The Epic Crush of Genie Lo by F.C. Yee
I have a confession. I had a huge crush on Sun Wukong the Monkey King when I was little—yes, the monkey version from that goddamn cartoon that every Chinese household in the Dallas area had the entire DVD box set of. He was just so suave, so mischievous, so confident. (Don’t judge me; everyone was totally into the fox version of Robin Hood.) So imagine my sexual confusion at F.C. Yee’s take on the Sun Wukong myth in which the monkey king is a hot transfer student named Quentin sent to guide protagonist Genie Lo through high school, college admissions, and being an ultra-powerful celestial deity. This book is also delightful for taking on the balance between battling demons and performing under Asian parent pressures to get into an Ivy League school. It’s everything I needed when I was a teenager.

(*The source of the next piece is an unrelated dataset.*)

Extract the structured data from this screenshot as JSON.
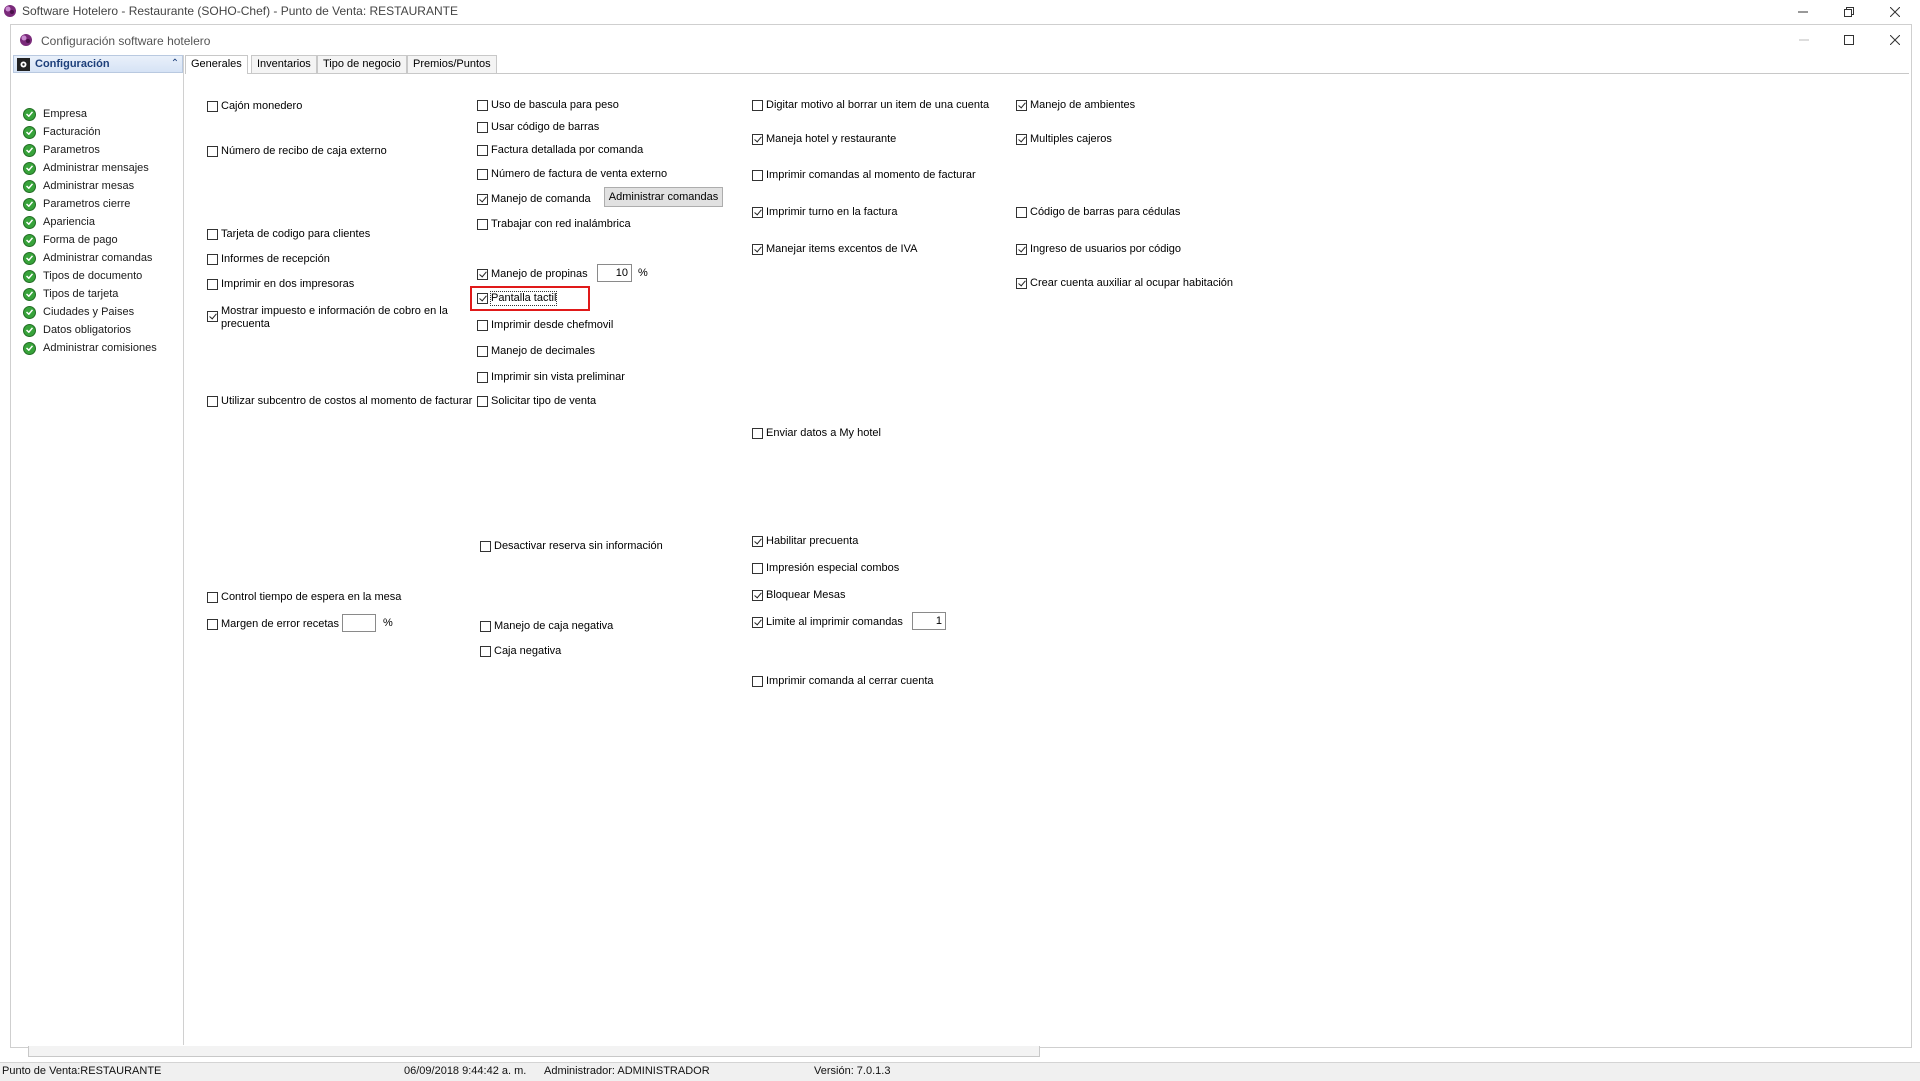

An Excess Male by Maggie Shen King
I study modern China, so I was really fascinated by Maggie Shen King’s dystopia about Chinese Communist social engineering in a world where there are far too few eligible women as a result of the One Child Policy. In short: since China’s cultural preference for male heirs have resulted in about forty million unmarriageable men, women often take on two or three husbands, and the matchmaking industry has ballooned into something wildly profitable and truly terrifying. I was really impressed by the author’s grasp of the reach of Party surveillance and censorship, as well as her deft imitation of Party double-speak and twisted Orwellian logic of Communist ideals, which applies now to Xi Jinping’s China better than ever before.
Want by Cindy Pon
Cindy Pon’s (Andre Norton award nominated!!) Want takes place in a corrupt, near-future Taiwan struggling under pressing pollution problems that force people to purchase expensive suits made by the wealthy Jin Corp, or die in the disease-ridden streets. Street kid Jason Zhou sets out on a mission to infiltrate Jin Corp and expose its murderous, underhanded dealings by posing as a rich American playboy romancing Jin’s daughter. But Jin Daiyu turns out to be more than Jason bargained for—she’s whip-smart, badass, and nothing like her father. Like An Excess Male, the fast-paced and thrilling Want takes on complicated issues—climate change, air pollution lack of accessible healthcare, and government corruption—that are all too pressing in China/Taiwan today.
Rebel Seoul by Axie Oh
This is the only book on this list that I haven’t already read, but it’s on my TBR, won the New Visions Award, and looks so cool that I couldn’t not include it! Axie Oh’s debut was marketed as “Pacific Rim meets Korean action dramas,” both of which I’m deeply obsessed with, so yes. Rebel Seoul takes place in a futuristic, war-torn Neo-Seoul meant to mirror the politics of Korea under Japanese colonialism in the 1930s. Ex-gang member and pilot Lee Jaewon is recruited into a weapons development division, but quickly starts to question his loyalty. Will he stand by the regime, or with the people’s incipient rebellion? PS: The author just signed a deal for a second book in this world, so it’s a good time to get started.
R. F. Kuang is a graduate of the 2016 Odyssey Writing Workshop. She studies Chinese history at Georgetown University. The Poppy War is her debut novel.